More than 200 passenger vessels ply the world’s rivers and seas, and each year brings a new fleet of ships setting sail for new destinations and sporting new amenities. There truly is a cruise ship for every type of traveler. Families, for instance, will appreciate the 4,000-passenger Disney Fantasy, with its “enchanted’’ art that interacts with guests, over-the-top stage shows, and an adults-only zone.
The Oceania Riviera caters instead to foodies, offering Jacques Pépin–designed menus, hands-on cooking classes, and a Napa-worthy wine cellar. Action junkies got a new thrill this summer with the debut of the 3,690-passenger Carnival Breeze, featuring a full-size water park. Look out for the slightly larger Norwegian Breakaway, which will debut in April 2013 with a ropes course where passengers can walk the plank—yes, wearing a safety harness.
But cruising isn’t just about the ships themselves. For many travelers, what matters most is the places they take you. “You go to fabulous places you couldn’t get to by land because the travel is too difficult, or it would just take too much time,” says veteran cruiser and Miami banker Jose Valdes-Fauli.
New ships are indeed sailing far and wide, along the Mekong River through Vietnam and Cambodia (Uniworld’s 60-passenger River Orchid), past historic castles lining the Danube River (the 190-passenger Viking Longships), and even to the Arctic Circle on Compagnie du Ponant's luxe mega-yacht Le Soleal, which departs on its maiden voyage in June 2013.

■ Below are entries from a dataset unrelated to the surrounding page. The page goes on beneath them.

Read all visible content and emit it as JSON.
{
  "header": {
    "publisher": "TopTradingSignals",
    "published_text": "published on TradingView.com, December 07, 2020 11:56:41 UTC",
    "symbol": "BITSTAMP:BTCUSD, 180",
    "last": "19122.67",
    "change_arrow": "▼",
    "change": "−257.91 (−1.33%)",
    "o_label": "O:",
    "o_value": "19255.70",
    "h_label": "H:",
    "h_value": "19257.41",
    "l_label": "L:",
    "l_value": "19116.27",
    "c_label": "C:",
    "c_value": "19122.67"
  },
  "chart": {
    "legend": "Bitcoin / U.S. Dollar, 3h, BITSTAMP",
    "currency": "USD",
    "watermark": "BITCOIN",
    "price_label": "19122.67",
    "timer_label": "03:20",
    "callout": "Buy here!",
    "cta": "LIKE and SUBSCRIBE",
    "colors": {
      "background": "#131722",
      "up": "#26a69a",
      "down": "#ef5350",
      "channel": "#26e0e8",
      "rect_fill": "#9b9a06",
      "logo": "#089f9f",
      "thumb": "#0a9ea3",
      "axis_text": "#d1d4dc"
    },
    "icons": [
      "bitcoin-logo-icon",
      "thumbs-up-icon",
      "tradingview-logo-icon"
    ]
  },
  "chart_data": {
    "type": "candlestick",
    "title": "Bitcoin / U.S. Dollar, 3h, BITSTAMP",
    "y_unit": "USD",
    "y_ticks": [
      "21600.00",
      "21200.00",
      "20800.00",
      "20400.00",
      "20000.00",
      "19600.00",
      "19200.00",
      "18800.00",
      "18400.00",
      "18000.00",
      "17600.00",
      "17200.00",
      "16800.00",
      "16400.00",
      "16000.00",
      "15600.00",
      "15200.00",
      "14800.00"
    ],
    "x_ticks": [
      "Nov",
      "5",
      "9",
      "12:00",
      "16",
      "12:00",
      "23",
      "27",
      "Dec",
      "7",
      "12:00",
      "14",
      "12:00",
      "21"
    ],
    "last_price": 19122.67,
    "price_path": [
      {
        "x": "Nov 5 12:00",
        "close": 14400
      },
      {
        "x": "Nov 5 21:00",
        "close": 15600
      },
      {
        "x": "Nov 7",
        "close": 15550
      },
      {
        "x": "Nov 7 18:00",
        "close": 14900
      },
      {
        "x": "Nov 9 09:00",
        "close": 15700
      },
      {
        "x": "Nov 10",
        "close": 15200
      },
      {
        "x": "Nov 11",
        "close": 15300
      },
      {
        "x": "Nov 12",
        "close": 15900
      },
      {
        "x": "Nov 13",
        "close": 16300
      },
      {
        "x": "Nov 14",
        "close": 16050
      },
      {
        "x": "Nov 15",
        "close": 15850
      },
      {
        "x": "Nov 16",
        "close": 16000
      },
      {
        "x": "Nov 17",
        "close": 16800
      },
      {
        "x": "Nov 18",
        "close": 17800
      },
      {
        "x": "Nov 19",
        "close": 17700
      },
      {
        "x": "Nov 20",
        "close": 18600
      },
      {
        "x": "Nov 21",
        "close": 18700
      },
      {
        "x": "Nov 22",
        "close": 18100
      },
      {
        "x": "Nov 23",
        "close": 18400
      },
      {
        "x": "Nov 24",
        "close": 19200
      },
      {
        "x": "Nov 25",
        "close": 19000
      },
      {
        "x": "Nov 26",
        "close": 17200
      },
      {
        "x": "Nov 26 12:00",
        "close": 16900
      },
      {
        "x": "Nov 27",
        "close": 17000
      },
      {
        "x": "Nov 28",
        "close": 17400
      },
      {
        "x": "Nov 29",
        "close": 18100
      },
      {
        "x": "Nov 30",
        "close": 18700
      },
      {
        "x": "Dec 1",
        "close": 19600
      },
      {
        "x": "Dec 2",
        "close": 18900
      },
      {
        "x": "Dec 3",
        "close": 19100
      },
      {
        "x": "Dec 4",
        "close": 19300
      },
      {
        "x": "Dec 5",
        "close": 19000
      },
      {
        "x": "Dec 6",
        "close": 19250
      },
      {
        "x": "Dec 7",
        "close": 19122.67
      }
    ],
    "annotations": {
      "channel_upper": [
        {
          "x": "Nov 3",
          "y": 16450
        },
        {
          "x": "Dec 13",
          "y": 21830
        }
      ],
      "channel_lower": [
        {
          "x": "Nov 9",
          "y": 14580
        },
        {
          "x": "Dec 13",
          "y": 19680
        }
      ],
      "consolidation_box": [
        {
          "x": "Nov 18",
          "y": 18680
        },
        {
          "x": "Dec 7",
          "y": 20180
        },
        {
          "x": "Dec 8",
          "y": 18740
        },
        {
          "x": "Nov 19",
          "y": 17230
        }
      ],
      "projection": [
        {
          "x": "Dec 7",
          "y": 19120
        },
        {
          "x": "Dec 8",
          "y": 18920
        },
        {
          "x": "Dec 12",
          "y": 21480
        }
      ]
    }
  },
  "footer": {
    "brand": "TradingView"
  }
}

Wherever you go, whatever the ship, at some point you’ll likely find yourself standing on the deck, a glass of champagne in hand. You’ll pause to admire views of pirate islands and whales and icebergs going by. Or you’ll experience the thrill of sailing into Venice’s Grand Canal or Hong Kong’s futuristic harbor. And for the moment, at least, you’re the admiral of all you see.